The results of the contest have been published before, but in a recent Nature Chemical Biology paper, a team led by Brian Shoichet (UCSF) and Bryan Roth (UNC-Chapel Hill) perform another test of homology modeling, this time connected to the ability to virtually screen potential D3 receptor ligands and discover novel active molecules with interesting chemotypes.

Two experiments provided the comparison. One protocol used the D3 homology model to screen about 3 million compounds by docking, out of which about 20 were picked and tested in assays based on docking scores and inspection. The homology model was built on the basis of the published structure of the ß2 adrenergic receptor which has been structurally heavily studied.
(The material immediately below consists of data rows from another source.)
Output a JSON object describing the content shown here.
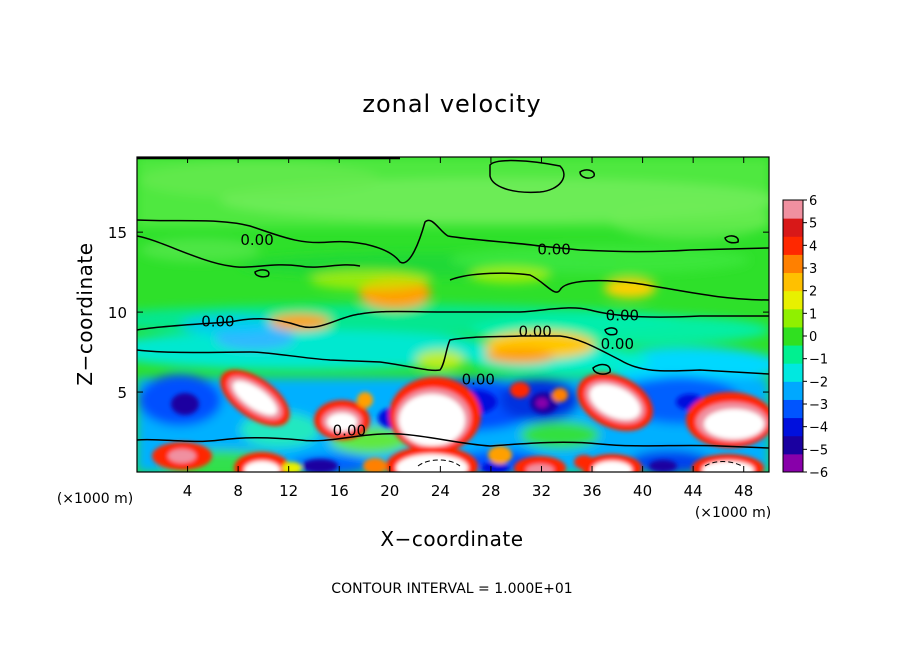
{
  "chart_data": {
    "type": "heatmap",
    "title": "zonal velocity",
    "xlabel": "X−coordinate",
    "ylabel": "Z−coordinate",
    "x_unit": "(×1000 m)",
    "y_unit": "(×1000 m)",
    "footer": "CONTOUR INTERVAL = 1.000E+01",
    "xlim": [
      0,
      50
    ],
    "ylim": [
      0,
      19.7
    ],
    "x_ticks": [
      4,
      8,
      12,
      16,
      20,
      24,
      28,
      32,
      36,
      40,
      44,
      48
    ],
    "y_ticks": [
      5,
      10,
      15
    ],
    "colorbar": {
      "min": -6,
      "max": 6,
      "ticks": [
        "6",
        "5",
        "4",
        "3",
        "2",
        "1",
        "0",
        "−1",
        "−2",
        "−3",
        "−4",
        "−5",
        "−6"
      ],
      "colors": [
        "#8800aa",
        "#1a00a0",
        "#0010dd",
        "#0055ff",
        "#00a8ff",
        "#00e8e0",
        "#00f090",
        "#30e020",
        "#90f000",
        "#e8f000",
        "#ffc000",
        "#ff8000",
        "#ff2800",
        "#d81818",
        "#f090a0"
      ]
    },
    "contour_labels": [
      {
        "text": "0.00",
        "x": 9.5,
        "y": 14.5
      },
      {
        "text": "0.00",
        "x": 33.0,
        "y": 13.9
      },
      {
        "text": "0.00",
        "x": 6.4,
        "y": 9.4
      },
      {
        "text": "0.00",
        "x": 31.5,
        "y": 8.8
      },
      {
        "text": "0.00",
        "x": 38.4,
        "y": 9.8
      },
      {
        "text": "0.00",
        "x": 38.0,
        "y": 8.0
      },
      {
        "text": "0.00",
        "x": 27.0,
        "y": 5.8
      },
      {
        "text": "0.00",
        "x": 16.8,
        "y": 2.6
      }
    ],
    "field_features": [
      {
        "x": 3.8,
        "y": 4.3,
        "value": -5.5
      },
      {
        "x": 9.2,
        "y": 4.7,
        "value": 6
      },
      {
        "x": 16.2,
        "y": 3.4,
        "value": 6
      },
      {
        "x": 20.0,
        "y": 3.8,
        "value": -4
      },
      {
        "x": 23.8,
        "y": 3.9,
        "value": 6
      },
      {
        "x": 30.0,
        "y": 4.5,
        "value": -5
      },
      {
        "x": 31.7,
        "y": 4.2,
        "value": -6
      },
      {
        "x": 38.3,
        "y": 4.6,
        "value": 6
      },
      {
        "x": 46.0,
        "y": 3.3,
        "value": 6
      },
      {
        "x": 3.5,
        "y": 1.0,
        "value": 4
      },
      {
        "x": 9.0,
        "y": 0.8,
        "value": 6
      },
      {
        "x": 23.5,
        "y": 1.0,
        "value": 6
      },
      {
        "x": 32.0,
        "y": 0.8,
        "value": 5
      },
      {
        "x": 37.5,
        "y": 0.8,
        "value": 6
      },
      {
        "x": 46.0,
        "y": 0.7,
        "value": 6
      },
      {
        "x": 13.0,
        "y": 1.0,
        "value": -5
      },
      {
        "x": 28.0,
        "y": 1.5,
        "value": -4
      },
      {
        "x": 42.0,
        "y": 1.2,
        "value": -5
      },
      {
        "x": 21.0,
        "y": 11.2,
        "value": 3.5
      },
      {
        "x": 11.8,
        "y": 9.5,
        "value": 2.5
      },
      {
        "x": 31.0,
        "y": 7.5,
        "value": 2.5
      },
      {
        "x": 39.0,
        "y": 11.6,
        "value": 2
      },
      {
        "x": 12.0,
        "y": 7.5,
        "value": -1.5
      },
      {
        "x": 44.0,
        "y": 7.2,
        "value": -1.2
      },
      {
        "x": 19.0,
        "y": 7.0,
        "value": -1
      },
      {
        "x": 25.0,
        "y": 16.0,
        "value": 0
      },
      {
        "x": 40.0,
        "y": 14.8,
        "value": 0.3
      }
    ]
  }
}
Then, after the x-ray structure of the D3 was released, they repeated the virtual screening protocol with the crystal structure; again, 3 million compounds out of which roughly 20 were picked and tested.
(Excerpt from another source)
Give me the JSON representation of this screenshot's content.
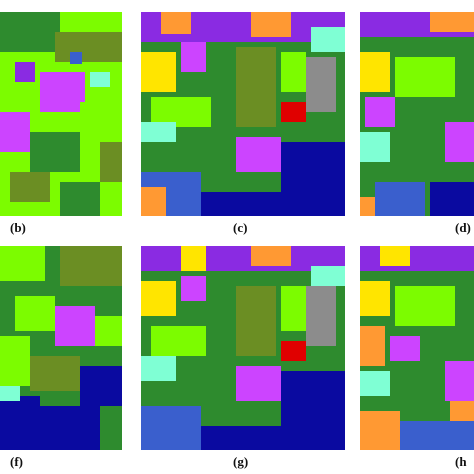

First the somewhat surprising and heartening result; both homology model and crystal structure demonstrated similar hit rates- about 20%. In both the cases the actual affinity of the ligands ranged from about 200 nM - 3 µM. In addition, the screen revealed some novel chemotypes that did not resemble known D3 antagonists (although not surprisingly, some hits were similar to eticlopride). As an added bonus, the top ranked ligands using the homology model did not measurably inhibit the template ß2 adrenergic receptor, which means that the homology model probably did not retain the "memory" of the original template.
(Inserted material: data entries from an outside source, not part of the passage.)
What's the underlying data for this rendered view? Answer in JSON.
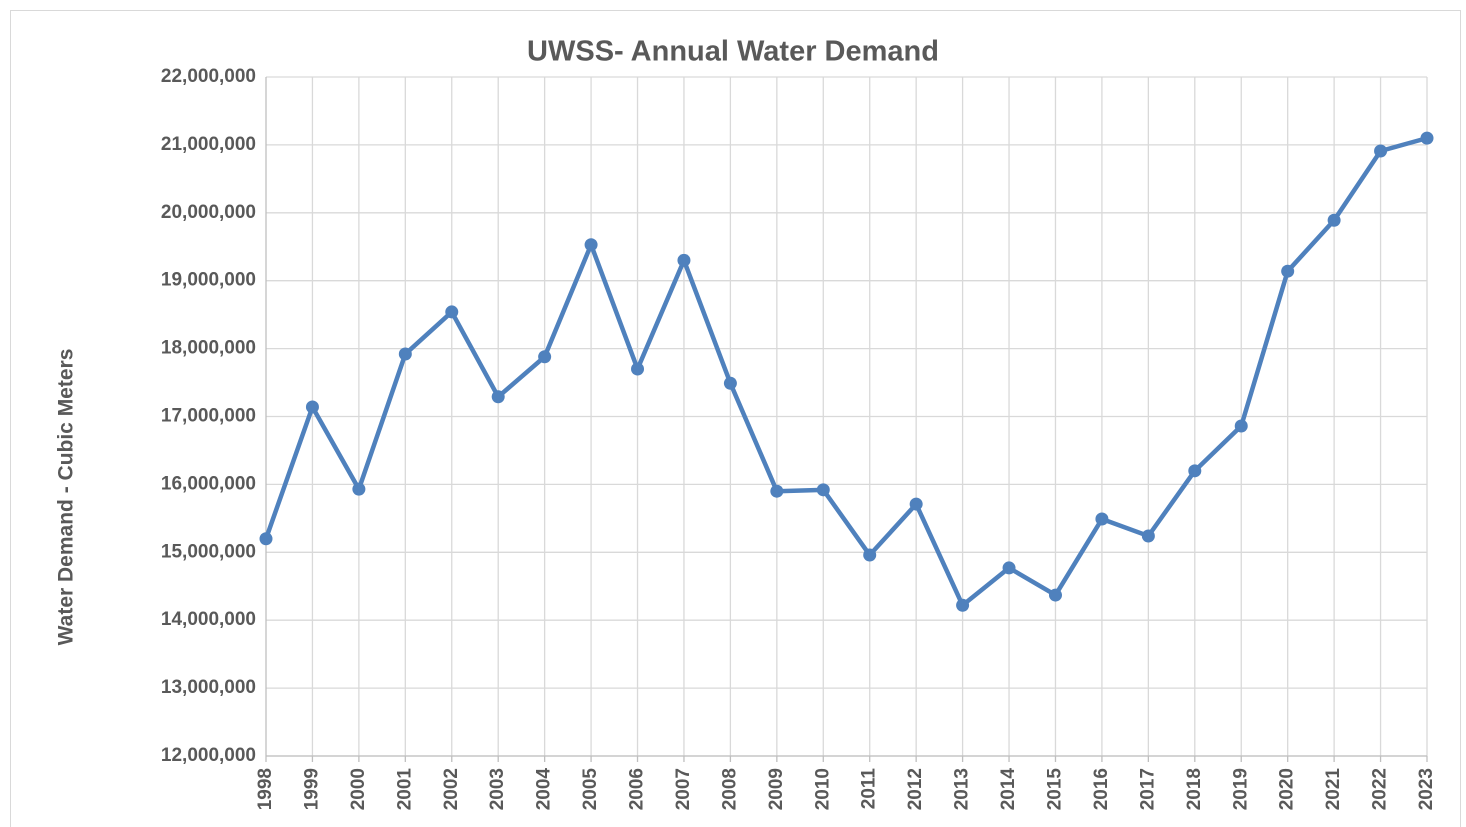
{
  "chart_data": {
    "type": "line",
    "title": "UWSS- Annual Water Demand",
    "y_label": "Water Demand - Cubic Meters",
    "categories": [
      "1998",
      "1999",
      "2000",
      "2001",
      "2002",
      "2003",
      "2004",
      "2005",
      "2006",
      "2007",
      "2008",
      "2009",
      "2010",
      "2011",
      "2012",
      "2013",
      "2014",
      "2015",
      "2016",
      "2017",
      "2018",
      "2019",
      "2020",
      "2021",
      "2022",
      "2023"
    ],
    "series": [
      {
        "name": "Water Demand",
        "color": "#4f81bd",
        "values": [
          15200000,
          17140000,
          15930000,
          17920000,
          18540000,
          17290000,
          17880000,
          19530000,
          17700000,
          19300000,
          17490000,
          15900000,
          15920000,
          14960000,
          15710000,
          14220000,
          14770000,
          14370000,
          15490000,
          15240000,
          16200000,
          16860000,
          19140000,
          19890000,
          20910000,
          21100000
        ]
      }
    ],
    "ylim": [
      12000000,
      22000000
    ],
    "yticks": [
      {
        "value": 12000000,
        "label": "12,000,000"
      },
      {
        "value": 13000000,
        "label": "13,000,000"
      },
      {
        "value": 14000000,
        "label": "14,000,000"
      },
      {
        "value": 15000000,
        "label": "15,000,000"
      },
      {
        "value": 16000000,
        "label": "16,000,000"
      },
      {
        "value": 17000000,
        "label": "17,000,000"
      },
      {
        "value": 18000000,
        "label": "18,000,000"
      },
      {
        "value": 19000000,
        "label": "19,000,000"
      },
      {
        "value": 20000000,
        "label": "20,000,000"
      },
      {
        "value": 21000000,
        "label": "21,000,000"
      },
      {
        "value": 22000000,
        "label": "22,000,000"
      }
    ],
    "grid": true
  }
}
Now for the bee in the bonnet. The very fact that the homology model and the crystal structure produced different hits means that the two models were not identical (only one hit overlapped between the two). Of course, it's too much to expect a model of a protein with thousands of moving parts to be identical to the experimental structure, but it goes to show how careful homology modeling has to be performed and how it can still be imperfect. What is more disturbing is that the differences between the model and the crystal structure responsible for the different hits were small; in one case the difference between two carbons was only 1 Ã… between the two models. Other amino acids differed by less than that.

And all this even after generating a stupendous number of models of unbound and ligand-bound protein. As the paper says, the team generated about 98 million initial ligand-bound homology models. Screening the top models among these involved generating multiple conformations and binding modes of the 3 million compounds; the total number of discrete protein-ligand complexes resulting from this exercise numbered about
2 trillion. That such kind of evaluation is possible is a tribute to the enormous computing power we have at our fingertips. But it's also a commentary on how relatively primitive our models are so that we are still at a loss to predict minute structural differences with significant consequences in finding new active molecules.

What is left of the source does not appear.